You should also let your partner know if you have any worrying health issue. This also goes for any mental disorder which could make your life other than conventional. Problems like these could include asthma, diabetes, OCD, PTSD, or anything similar. Not all of these problems are always apparent. Once cannot expect the other person to be willing to deal with them after marriage. Hence, it’s better to air everything out and get it over with.
3. Handle Life Separately
This might seem like a bit of a contradiction, but see if you can make it separately. Marriage is a good thing, but it is also a matter of knowing your own self. Losing yourself in the other person may be great in the honeymoon period. However, every person should know how to stand on their own two feet.
Hence, have a night out with your own friends every once in a while. Or just go out by yourself. See if the two of you can handle those little jealousies and even a brief bout of loneliness. No one wants to be tied down at home every single night and day. Make sure your partner can trust you, and that both of you can have fun without the other.
You may be forced to live separately on a temporary basis when it comes to business trips, etc. IF and when that happens, you do not want to become a clingy and scared mess.
Rather, you want to be a beacon of support and strength for your partner. You would also expect them to do the same for you.
2. Learn How to Apologize
We mentioned fighting at the very beginning. One should also learn how to make up after a fight and apologize in an adult way. You also need to make sure that your partner would do the same. If either has trouble apologizing and admitting their wrong, there may be some ego problem here.

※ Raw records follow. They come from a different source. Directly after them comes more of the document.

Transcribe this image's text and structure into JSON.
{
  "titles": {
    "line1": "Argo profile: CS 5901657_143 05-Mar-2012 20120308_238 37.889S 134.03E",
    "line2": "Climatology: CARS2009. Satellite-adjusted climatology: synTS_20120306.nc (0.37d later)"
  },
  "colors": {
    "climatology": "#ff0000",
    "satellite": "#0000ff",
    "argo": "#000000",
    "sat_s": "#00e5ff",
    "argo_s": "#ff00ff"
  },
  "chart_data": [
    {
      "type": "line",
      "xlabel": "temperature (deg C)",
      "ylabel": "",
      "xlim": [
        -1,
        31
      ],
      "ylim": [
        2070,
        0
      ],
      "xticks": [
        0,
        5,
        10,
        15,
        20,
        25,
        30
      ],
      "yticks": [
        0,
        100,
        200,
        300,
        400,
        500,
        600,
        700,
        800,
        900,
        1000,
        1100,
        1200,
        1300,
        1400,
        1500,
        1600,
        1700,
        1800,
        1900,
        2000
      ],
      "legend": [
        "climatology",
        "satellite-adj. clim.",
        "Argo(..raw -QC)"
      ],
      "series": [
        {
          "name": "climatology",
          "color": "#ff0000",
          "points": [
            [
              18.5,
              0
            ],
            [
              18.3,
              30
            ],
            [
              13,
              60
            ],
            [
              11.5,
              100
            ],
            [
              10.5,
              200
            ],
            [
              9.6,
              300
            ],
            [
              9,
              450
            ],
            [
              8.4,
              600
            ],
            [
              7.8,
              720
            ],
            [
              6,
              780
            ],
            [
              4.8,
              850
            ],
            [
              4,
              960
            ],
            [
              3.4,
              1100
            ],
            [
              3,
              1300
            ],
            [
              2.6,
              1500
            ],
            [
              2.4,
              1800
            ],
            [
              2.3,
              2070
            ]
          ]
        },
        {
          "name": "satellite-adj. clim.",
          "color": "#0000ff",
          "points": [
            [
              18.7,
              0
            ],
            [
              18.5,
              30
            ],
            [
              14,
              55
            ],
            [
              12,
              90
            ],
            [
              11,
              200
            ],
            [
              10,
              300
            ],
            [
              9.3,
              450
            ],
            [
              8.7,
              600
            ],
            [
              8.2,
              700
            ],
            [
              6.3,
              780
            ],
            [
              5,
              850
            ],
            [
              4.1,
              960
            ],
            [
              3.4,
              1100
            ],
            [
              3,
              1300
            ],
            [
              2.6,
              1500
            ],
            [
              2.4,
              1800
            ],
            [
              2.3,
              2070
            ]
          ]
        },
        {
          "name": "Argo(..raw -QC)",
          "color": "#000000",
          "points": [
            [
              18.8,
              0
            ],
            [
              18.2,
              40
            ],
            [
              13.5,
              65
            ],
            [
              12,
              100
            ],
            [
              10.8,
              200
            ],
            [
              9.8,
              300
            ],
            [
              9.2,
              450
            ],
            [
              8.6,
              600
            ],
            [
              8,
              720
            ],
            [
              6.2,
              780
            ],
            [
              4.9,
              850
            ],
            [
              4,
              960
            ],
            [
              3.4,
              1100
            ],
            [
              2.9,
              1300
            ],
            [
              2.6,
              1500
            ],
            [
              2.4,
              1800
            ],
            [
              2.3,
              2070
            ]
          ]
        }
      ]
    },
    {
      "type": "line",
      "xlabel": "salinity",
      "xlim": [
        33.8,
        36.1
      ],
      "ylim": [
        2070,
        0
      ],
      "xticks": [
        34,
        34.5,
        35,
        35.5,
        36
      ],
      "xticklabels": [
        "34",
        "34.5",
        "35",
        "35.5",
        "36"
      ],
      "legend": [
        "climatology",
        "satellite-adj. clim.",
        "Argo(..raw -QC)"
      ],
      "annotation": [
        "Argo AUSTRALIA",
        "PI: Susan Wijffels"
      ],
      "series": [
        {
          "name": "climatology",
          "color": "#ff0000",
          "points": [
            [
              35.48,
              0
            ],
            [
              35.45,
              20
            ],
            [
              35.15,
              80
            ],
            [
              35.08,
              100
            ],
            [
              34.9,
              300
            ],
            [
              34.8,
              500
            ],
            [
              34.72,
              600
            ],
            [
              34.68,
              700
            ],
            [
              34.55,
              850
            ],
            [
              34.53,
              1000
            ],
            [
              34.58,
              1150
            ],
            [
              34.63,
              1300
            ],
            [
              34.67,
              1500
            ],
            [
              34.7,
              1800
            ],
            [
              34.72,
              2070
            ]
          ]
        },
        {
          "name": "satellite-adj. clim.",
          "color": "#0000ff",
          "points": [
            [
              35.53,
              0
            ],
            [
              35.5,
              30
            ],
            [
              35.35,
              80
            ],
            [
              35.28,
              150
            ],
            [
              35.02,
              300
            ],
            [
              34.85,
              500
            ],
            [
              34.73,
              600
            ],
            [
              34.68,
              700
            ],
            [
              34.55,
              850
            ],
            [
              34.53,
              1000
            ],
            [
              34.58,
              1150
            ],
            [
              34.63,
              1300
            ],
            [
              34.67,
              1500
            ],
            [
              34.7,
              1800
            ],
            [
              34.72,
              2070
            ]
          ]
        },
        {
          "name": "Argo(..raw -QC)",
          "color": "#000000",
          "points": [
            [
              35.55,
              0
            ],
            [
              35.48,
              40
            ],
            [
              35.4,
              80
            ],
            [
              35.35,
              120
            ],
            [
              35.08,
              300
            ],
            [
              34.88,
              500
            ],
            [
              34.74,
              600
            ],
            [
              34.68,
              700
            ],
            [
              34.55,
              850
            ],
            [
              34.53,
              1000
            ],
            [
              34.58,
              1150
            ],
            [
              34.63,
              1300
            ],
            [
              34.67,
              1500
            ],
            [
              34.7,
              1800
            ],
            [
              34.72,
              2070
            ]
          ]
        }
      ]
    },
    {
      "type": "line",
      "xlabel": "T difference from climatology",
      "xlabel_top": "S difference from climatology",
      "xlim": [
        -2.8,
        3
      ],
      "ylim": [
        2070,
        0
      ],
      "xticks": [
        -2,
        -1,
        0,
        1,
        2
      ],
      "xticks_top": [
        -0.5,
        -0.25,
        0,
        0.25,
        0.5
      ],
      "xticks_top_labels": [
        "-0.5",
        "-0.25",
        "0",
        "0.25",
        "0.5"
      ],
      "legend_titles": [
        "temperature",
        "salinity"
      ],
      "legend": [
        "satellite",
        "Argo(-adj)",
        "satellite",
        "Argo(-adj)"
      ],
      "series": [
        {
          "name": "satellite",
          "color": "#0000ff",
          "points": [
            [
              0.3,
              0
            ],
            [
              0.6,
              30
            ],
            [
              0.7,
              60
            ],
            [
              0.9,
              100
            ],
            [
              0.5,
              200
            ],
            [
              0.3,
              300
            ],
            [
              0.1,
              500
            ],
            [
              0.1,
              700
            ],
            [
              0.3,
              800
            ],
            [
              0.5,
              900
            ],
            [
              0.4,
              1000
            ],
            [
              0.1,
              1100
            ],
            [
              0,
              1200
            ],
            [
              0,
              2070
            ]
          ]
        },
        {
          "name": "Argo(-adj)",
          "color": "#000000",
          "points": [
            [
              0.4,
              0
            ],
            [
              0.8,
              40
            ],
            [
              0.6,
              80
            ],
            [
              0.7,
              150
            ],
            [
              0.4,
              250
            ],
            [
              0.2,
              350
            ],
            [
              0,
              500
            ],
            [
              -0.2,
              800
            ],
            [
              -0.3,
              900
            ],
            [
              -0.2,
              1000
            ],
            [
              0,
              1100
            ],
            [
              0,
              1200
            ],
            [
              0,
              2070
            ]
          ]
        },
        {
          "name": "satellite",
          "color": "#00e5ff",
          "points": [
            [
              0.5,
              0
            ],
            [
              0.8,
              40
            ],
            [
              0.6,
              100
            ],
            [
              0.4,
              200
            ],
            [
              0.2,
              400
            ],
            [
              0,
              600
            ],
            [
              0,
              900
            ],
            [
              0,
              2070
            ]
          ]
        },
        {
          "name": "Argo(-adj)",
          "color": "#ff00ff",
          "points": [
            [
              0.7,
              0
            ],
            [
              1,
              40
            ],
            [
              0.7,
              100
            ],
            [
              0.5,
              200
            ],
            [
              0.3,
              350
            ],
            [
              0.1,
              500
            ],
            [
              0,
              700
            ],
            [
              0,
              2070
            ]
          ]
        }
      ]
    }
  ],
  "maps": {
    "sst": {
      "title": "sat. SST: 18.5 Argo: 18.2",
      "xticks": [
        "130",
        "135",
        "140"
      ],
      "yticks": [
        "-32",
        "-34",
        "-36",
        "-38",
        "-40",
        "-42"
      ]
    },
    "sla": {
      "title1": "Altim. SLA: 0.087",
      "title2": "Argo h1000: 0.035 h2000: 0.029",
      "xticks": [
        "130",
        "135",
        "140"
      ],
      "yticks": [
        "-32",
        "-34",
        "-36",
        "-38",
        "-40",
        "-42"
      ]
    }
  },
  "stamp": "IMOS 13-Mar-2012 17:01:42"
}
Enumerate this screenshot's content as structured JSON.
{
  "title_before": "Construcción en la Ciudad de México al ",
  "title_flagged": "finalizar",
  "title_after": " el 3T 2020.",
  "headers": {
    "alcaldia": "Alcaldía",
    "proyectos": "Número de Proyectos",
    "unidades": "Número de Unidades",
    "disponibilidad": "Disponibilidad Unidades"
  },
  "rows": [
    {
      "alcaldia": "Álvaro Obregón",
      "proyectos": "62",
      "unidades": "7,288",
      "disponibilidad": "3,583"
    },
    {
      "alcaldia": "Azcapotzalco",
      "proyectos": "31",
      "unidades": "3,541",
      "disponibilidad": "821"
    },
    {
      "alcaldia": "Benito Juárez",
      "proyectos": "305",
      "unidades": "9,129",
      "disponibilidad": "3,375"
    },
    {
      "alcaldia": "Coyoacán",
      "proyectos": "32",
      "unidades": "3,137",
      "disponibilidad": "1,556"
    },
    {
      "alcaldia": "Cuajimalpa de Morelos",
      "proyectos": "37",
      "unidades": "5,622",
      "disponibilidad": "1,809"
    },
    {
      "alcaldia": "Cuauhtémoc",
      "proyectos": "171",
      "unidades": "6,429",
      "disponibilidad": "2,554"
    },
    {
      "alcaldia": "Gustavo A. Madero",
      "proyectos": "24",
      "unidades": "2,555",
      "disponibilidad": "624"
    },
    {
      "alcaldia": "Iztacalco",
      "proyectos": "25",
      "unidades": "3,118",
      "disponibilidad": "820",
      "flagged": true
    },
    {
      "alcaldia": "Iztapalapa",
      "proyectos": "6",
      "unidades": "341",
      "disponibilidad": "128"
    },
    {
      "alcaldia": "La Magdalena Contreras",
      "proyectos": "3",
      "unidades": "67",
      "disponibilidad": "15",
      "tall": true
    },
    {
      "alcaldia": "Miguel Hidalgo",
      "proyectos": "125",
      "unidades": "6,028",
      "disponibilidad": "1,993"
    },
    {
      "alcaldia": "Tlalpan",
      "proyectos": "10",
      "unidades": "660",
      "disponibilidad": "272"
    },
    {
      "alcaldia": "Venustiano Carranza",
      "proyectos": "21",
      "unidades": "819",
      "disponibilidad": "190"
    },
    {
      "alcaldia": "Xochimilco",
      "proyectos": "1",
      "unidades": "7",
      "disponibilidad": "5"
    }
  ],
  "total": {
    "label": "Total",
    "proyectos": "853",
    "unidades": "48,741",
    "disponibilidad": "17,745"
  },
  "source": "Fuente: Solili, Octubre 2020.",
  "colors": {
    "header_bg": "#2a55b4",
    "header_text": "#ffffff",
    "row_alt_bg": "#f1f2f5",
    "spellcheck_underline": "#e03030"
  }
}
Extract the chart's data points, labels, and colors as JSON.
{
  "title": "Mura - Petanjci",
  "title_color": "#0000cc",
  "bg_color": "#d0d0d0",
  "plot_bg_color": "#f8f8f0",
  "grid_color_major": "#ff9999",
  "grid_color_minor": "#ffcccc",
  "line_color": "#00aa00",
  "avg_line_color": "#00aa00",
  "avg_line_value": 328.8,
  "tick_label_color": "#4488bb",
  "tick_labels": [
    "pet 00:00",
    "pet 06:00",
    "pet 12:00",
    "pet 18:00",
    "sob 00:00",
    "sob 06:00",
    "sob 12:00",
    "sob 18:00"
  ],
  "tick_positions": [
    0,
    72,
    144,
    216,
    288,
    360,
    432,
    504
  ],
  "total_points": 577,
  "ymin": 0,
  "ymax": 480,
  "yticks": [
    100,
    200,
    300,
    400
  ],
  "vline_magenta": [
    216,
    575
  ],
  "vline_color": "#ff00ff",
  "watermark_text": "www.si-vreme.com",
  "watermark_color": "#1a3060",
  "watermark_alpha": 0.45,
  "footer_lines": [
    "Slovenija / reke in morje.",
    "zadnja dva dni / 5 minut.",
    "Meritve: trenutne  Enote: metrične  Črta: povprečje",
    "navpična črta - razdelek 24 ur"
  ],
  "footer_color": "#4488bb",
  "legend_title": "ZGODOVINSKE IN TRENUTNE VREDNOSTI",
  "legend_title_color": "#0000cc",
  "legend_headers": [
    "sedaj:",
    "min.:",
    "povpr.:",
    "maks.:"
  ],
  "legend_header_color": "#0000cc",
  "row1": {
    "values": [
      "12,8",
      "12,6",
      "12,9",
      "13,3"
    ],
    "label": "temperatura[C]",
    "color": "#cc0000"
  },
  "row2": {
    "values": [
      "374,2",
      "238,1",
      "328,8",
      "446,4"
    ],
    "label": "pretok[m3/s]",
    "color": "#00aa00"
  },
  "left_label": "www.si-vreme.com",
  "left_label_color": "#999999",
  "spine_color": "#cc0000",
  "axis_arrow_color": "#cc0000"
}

There’s nothing wrong with admitting a wrong. If you’ve got a partner who could see their own errors, you’ve struck gold!
1. Consider Compromise
Both of you should share your values and how far you’re willing to compromise them. For instance, you may love celebrating religious holidays. However, your partner may value a more secular form of celebrating the season. The two of you would have to reach some sort of middle point your marriage is going to last. Of course, this becomes even more important if you come from different religions, cultures, or areas.
However, it is highly important to know that you can also stand up for yourself. This means that some of your values are not up for compromise. For instance, you may hate lying and cheating, so make this very clear right in the beginning. Talk about dealbreakers and whether you can agree on certain issues. It may seem irrelevant at first, but lifelong values are harder to crush than you think.